Tüm dosya kapsamı birlikte değerlendirildiğinde; dava konusu uyuşmazlıkta yeni iş sözleşmesine dayalı bir istihdamın değil 6360 sayılı Kanun gereği gerçekleşen bir devrin mevcut olduğu sonucuna ulaşılmaktadır.

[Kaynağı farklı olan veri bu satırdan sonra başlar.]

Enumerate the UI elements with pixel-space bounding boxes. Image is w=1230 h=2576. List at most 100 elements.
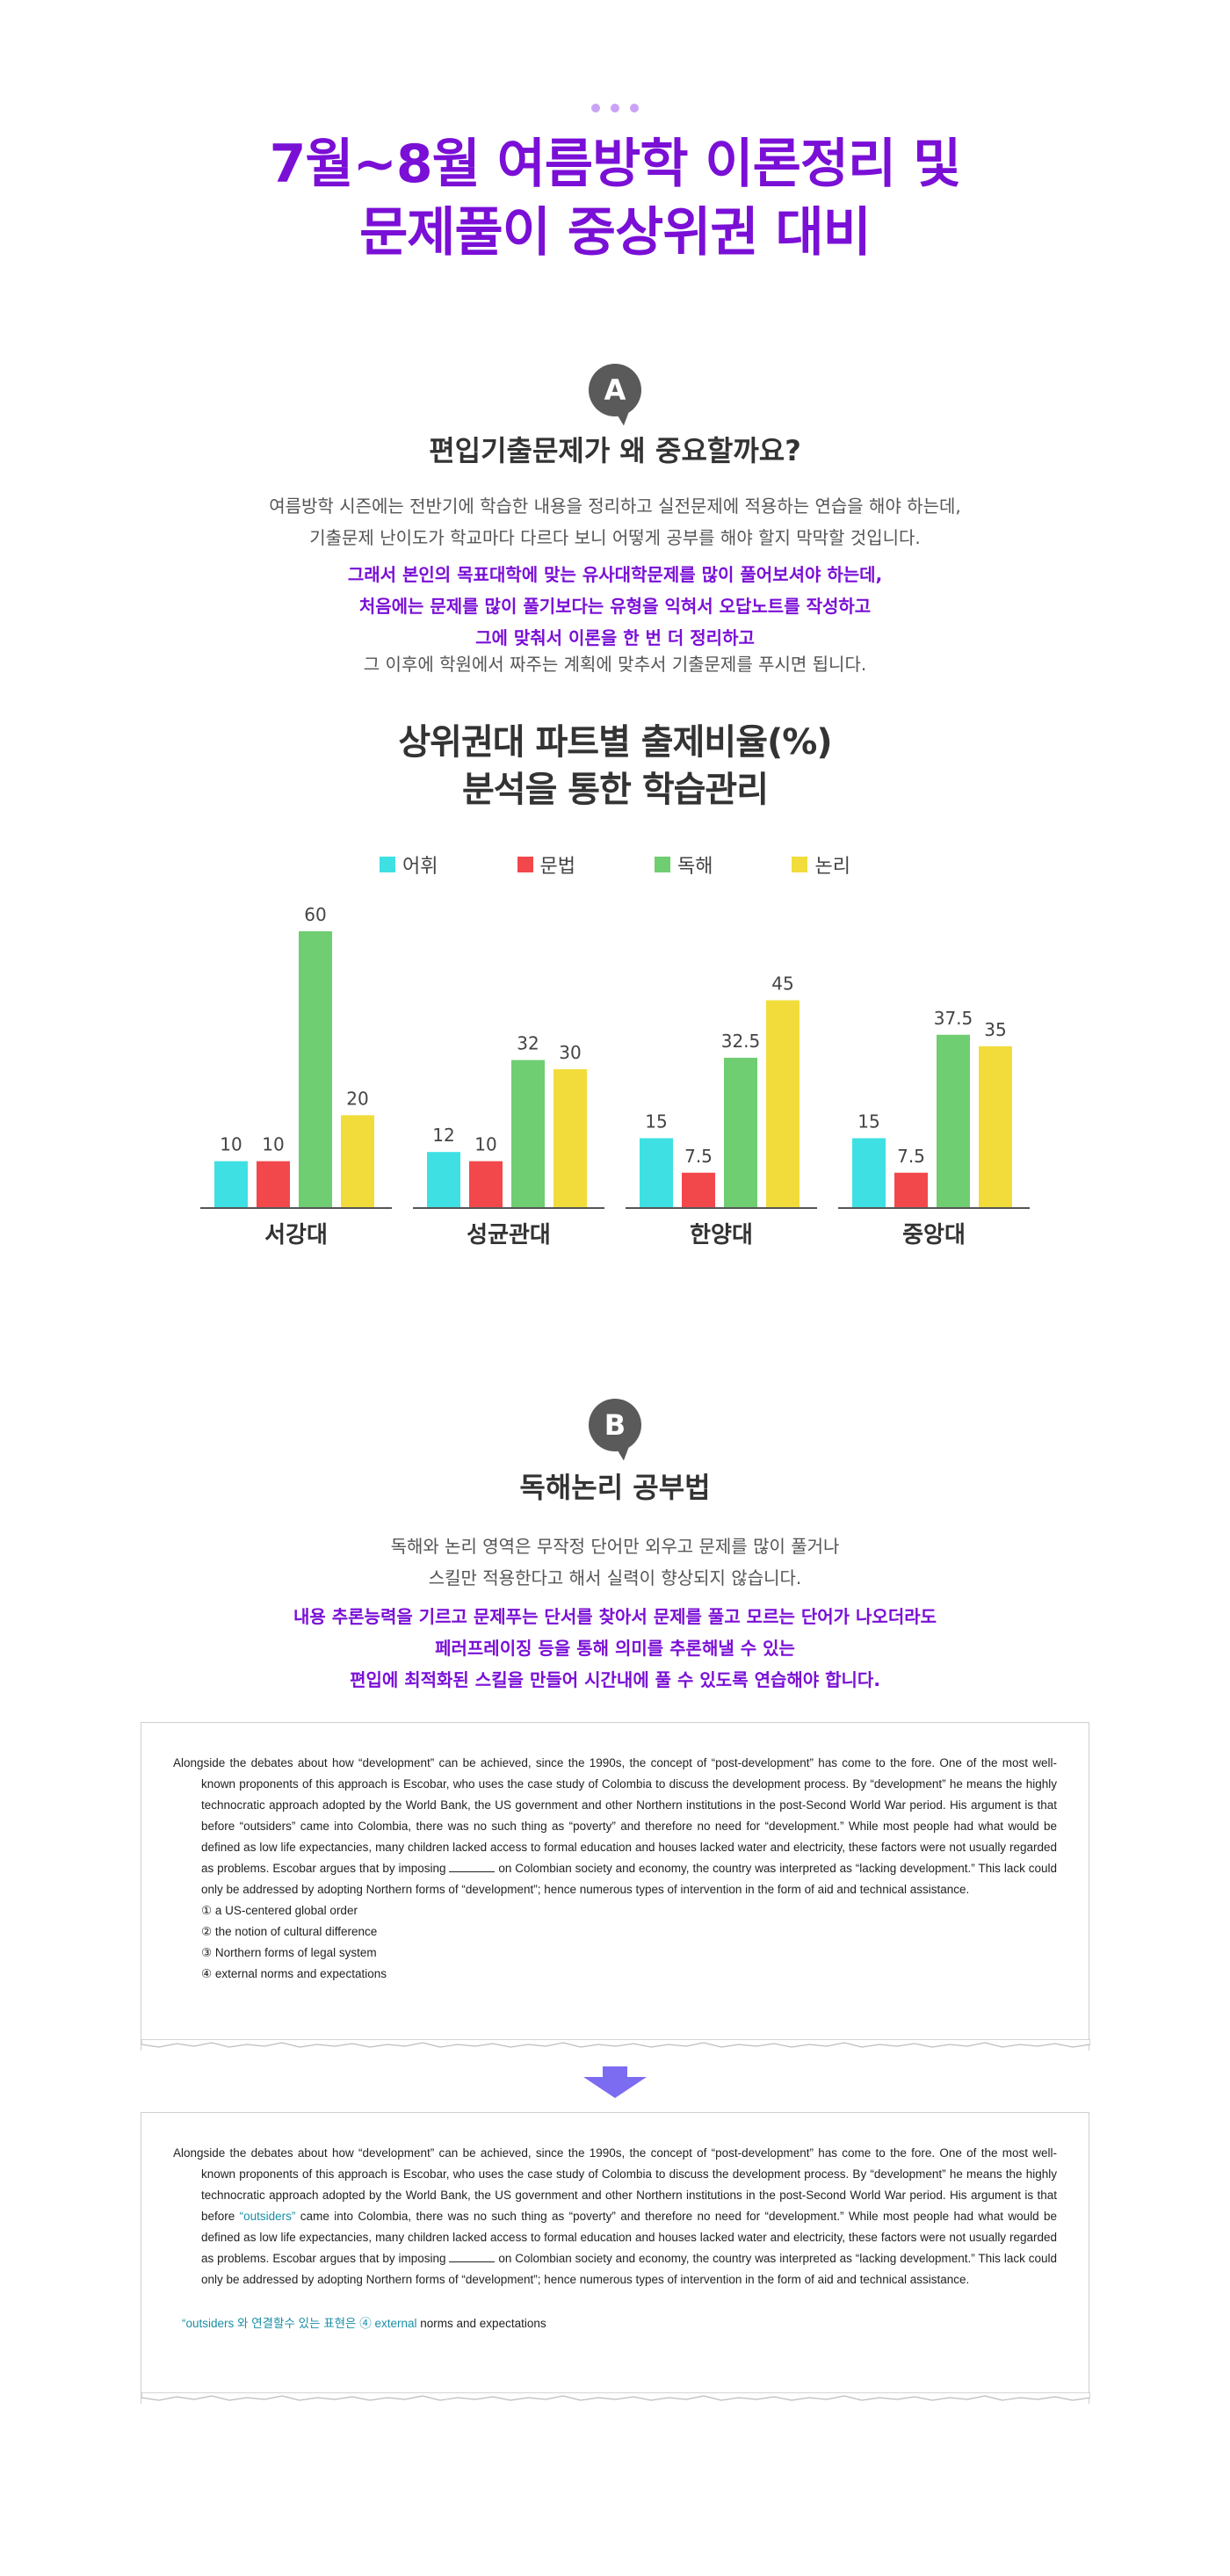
section-a-highlight-line2: 처음에는 문제를 많이 풀기보다는 유형을 익혀서 오답노트를 작성하고 (358, 596, 872, 617)
section-a-outro: 그 이후에 학원에서 짜주는 계획에 맞추서 기출문제를 푸시면 됩니다. (363, 654, 867, 675)
section-a-highlight-line3: 그에 맞춰서 이론을 한 번 더 정리하고 (475, 627, 755, 648)
bar-value-label-0-2: 60 (304, 904, 326, 925)
option-2: ② the notion of cultural difference (201, 1925, 378, 1938)
answer-hint: “outsiders 와 연결할수 있는 표현은 ④ external norm… (173, 2313, 1057, 2334)
section-a-badge: A (589, 364, 641, 416)
bar-0-2 (299, 931, 332, 1207)
legend-swatch-grammar (517, 857, 533, 872)
section-a-highlight: 그래서 본인의 목표대학에 맞는 유사대학문제를 많이 풀어보셔야 하는데, 처… (0, 559, 1230, 654)
legend-label-logic: 논리 (814, 856, 850, 878)
answer-passage: Alongside the debates about how “develop… (141, 2112, 1090, 2404)
torn-edge (141, 2039, 1090, 2048)
bar-1-1 (469, 1161, 503, 1207)
legend-label-grammar: 문법 (539, 856, 575, 878)
bar-2-1 (682, 1172, 715, 1207)
bar-value-label-1-3: 30 (559, 1042, 581, 1063)
section-b-intro: 독해와 논리 영역은 무작정 단어만 외우고 문제를 많이 풀거나 스킬만 적용… (0, 1530, 1230, 1594)
answer-hint-external: external (374, 2317, 417, 2330)
answer-passage-part3: on Colombian society and economy, the co… (201, 2252, 1058, 2286)
answer-blank (449, 1862, 496, 1872)
bar-value-label-0-3: 20 (346, 1088, 368, 1109)
section-b-intro-line1: 독해와 논리 영역은 무작정 단어만 외우고 문제를 많이 풀거나 (390, 1536, 840, 1557)
legend-item-grammar: 문법 (517, 850, 575, 879)
bar-chart: 10 10 60 20 서강대 12 10 32 30 성균관대 15 7.5 32.5 45 한양대 15 7… (200, 904, 1030, 1248)
bar-value-label-0-0: 10 (220, 1134, 242, 1155)
chart-legend: 어휘 문법 독해 논리 (0, 850, 1230, 879)
section-a-intro-line2: 기출문제 난이도가 학교마다 다르다 보니 어떻게 공부를 해야 할지 막막할 … (309, 527, 921, 548)
bar-0-3 (341, 1115, 374, 1207)
passage-part3: on Colombian society and economy, the co… (201, 1862, 1058, 1896)
bar-0-1 (257, 1161, 290, 1207)
category-label-0: 서강대 (264, 1222, 328, 1248)
bar-0-0 (214, 1161, 248, 1207)
bar-3-0 (852, 1138, 886, 1207)
passage-part1: Alongside the debates about how “develop… (173, 1756, 1057, 1833)
passage-part2: came into Colombia, there was no such th… (201, 1820, 1057, 1875)
answer-passage-part2: came into Colombia, there was no such th… (201, 2210, 1057, 2265)
answer-hint-prefix: “outsiders 와 연결할수 있는 표현은 ④ (182, 2317, 375, 2330)
question-passage: Alongside the debates about how “develop… (141, 1722, 1090, 2051)
down-arrow-icon (583, 2066, 647, 2098)
option-1: ① a US-centered global order (201, 1904, 358, 1917)
legend-label-vocab: 어휘 (402, 856, 438, 878)
section-b-title: 독해논리 공부법 (519, 1471, 711, 1504)
passage-text: Alongside the debates about how “develop… (173, 1753, 1057, 1900)
bar-1-3 (554, 1069, 587, 1207)
page-title-line1: 7월~8월 여름방학 이론정리 및 (269, 134, 962, 195)
answer-passage-text: Alongside the debates about how “develop… (173, 2143, 1057, 2290)
decorative-dots (0, 104, 1230, 112)
section-b-badge: B (589, 1399, 641, 1451)
legend-swatch-logic (792, 857, 808, 872)
bar-3-2 (937, 1034, 970, 1207)
bar-value-label-2-1: 7.5 (684, 1146, 713, 1167)
torn-edge-2 (141, 2392, 1090, 2401)
bar-1-0 (427, 1152, 460, 1207)
section-b-highlight-line3: 편입에 최적화된 스킬을 만들어 시간내에 풀 수 있도록 연습해야 합니다. (350, 1669, 880, 1690)
chart-title-line1: 상위권대 파트별 출제비율(%) (398, 722, 832, 763)
bar-2-0 (640, 1138, 673, 1207)
option-4: ④ external norms and expectations (201, 1967, 387, 1980)
option-3: ③ Northern forms of legal system (201, 1946, 377, 1959)
section-a-title: 편입기출문제가 왜 중요할까요? (429, 434, 801, 467)
legend-swatch-reading (655, 857, 670, 872)
bar-value-label-3-2: 37.5 (934, 1008, 973, 1029)
bar-value-label-3-1: 7.5 (897, 1146, 925, 1167)
section-a-intro: 여름방학 시즌에는 전반기에 학습한 내용을 정리하고 실전문제에 적용하는 연… (0, 490, 1230, 554)
bar-3-1 (894, 1172, 928, 1207)
legend-label-reading: 독해 (677, 856, 713, 878)
legend-item-vocab: 어휘 (380, 850, 438, 879)
bar-value-label-3-3: 35 (984, 1019, 1006, 1040)
bar-value-label-0-1: 10 (262, 1134, 284, 1155)
section-b-highlight-line1: 내용 추론능력을 기르고 문제푸는 단서를 찾아서 문제를 풀고 모르는 단어가… (293, 1606, 937, 1627)
section-b-highlight-line2: 페러프레이징 등을 통해 의미를 추론해낼 수 있는 (435, 1638, 795, 1659)
section-b-highlight: 내용 추론능력을 기르고 문제푸는 단서를 찾아서 문제를 풀고 모르는 단어가… (0, 1601, 1230, 1696)
bar-2-3 (766, 1000, 800, 1207)
legend-swatch-vocab (380, 857, 396, 872)
page-title-line2: 문제풀이 중상위권 대비 (359, 202, 872, 264)
bar-value-label-1-0: 12 (432, 1125, 454, 1146)
answer-passage-blank (449, 2252, 496, 2262)
page-title: 7월~8월 여름방학 이론정리 및 문제풀이 중상위권 대비 (0, 130, 1230, 267)
section-a-intro-line1: 여름방학 시즌에는 전반기에 학습한 내용을 정리하고 실전문제에 적용하는 연… (269, 496, 961, 517)
category-label-1: 성균관대 (467, 1222, 551, 1248)
bar-1-2 (511, 1060, 545, 1207)
legend-item-reading: 독해 (655, 850, 713, 879)
bar-value-label-3-0: 15 (857, 1111, 879, 1132)
bar-value-label-2-3: 45 (771, 973, 793, 995)
bar-value-label-1-2: 32 (517, 1033, 539, 1054)
answer-passage-outsiders-highlight: “outsiders” (239, 2210, 296, 2223)
answer-passage-part1: Alongside the debates about how “develop… (173, 2146, 1057, 2223)
chart-title-line2: 분석을 통한 학습관리 (461, 770, 769, 810)
section-a-highlight-line1: 그래서 본인의 목표대학에 맞는 유사대학문제를 많이 풀어보셔야 하는데, (347, 564, 883, 585)
section-b-intro-line2: 스킬만 적용한다고 해서 실력이 향상되지 않습니다. (428, 1567, 802, 1588)
bar-3-3 (979, 1046, 1012, 1207)
bar-2-2 (724, 1057, 757, 1207)
passage-outsiders: “outsiders” (239, 1820, 296, 1833)
legend-item-logic: 논리 (792, 850, 850, 879)
bar-value-label-2-0: 15 (645, 1111, 667, 1132)
chart-title: 상위권대 파트별 출제비율(%) 분석을 통한 학습관리 (0, 719, 1230, 814)
bar-value-label-1-1: 10 (474, 1134, 496, 1155)
bar-value-label-2-2: 32.5 (721, 1031, 761, 1052)
category-label-2: 한양대 (690, 1222, 753, 1248)
answer-hint-suffix: norms and expectations (416, 2317, 546, 2330)
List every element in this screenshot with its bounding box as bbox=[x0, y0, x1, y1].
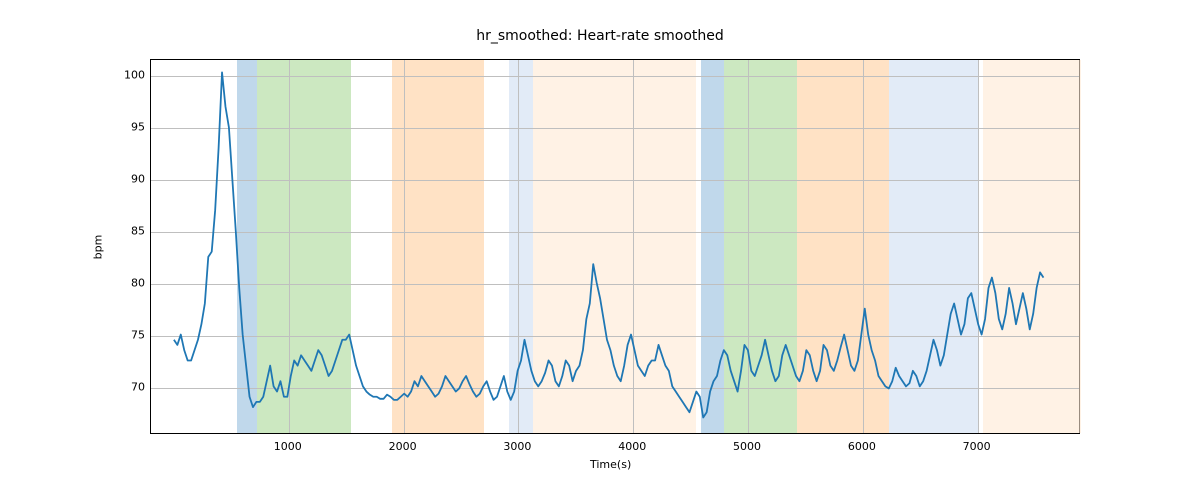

2. Şu hâlde davalı ... Bakanlığına yönelik dava bakımından yapılması gereken; 6360 sayılı Kanun hükümleri göz önünde bulundurularak davacının talep konusu ücret farkı alacağının bulunup bulunmadığının değerlendirilmesi ve varsa hesaplanarak hüküm altına alınmasıdır. Bu yön gözetilmeden yanılgılı değerlendirmeyle karar verilmesi hatalı olup bozmayı gerektirmiştir.

VI. KARAR

Açıklanan sebeplerle;

Temyiz olunan Bölge Adliye Mahkemesi kararının BOZULMASINA,

Peşin alınan temyiz karar harcının istek hâlinde davacı tarafa iadesine,

Dosyanın kararı veren Bölge Adliye Mahkemesine gönderilmesine,

19.11.2024 tarihinde oy birliğiyle karar verildi.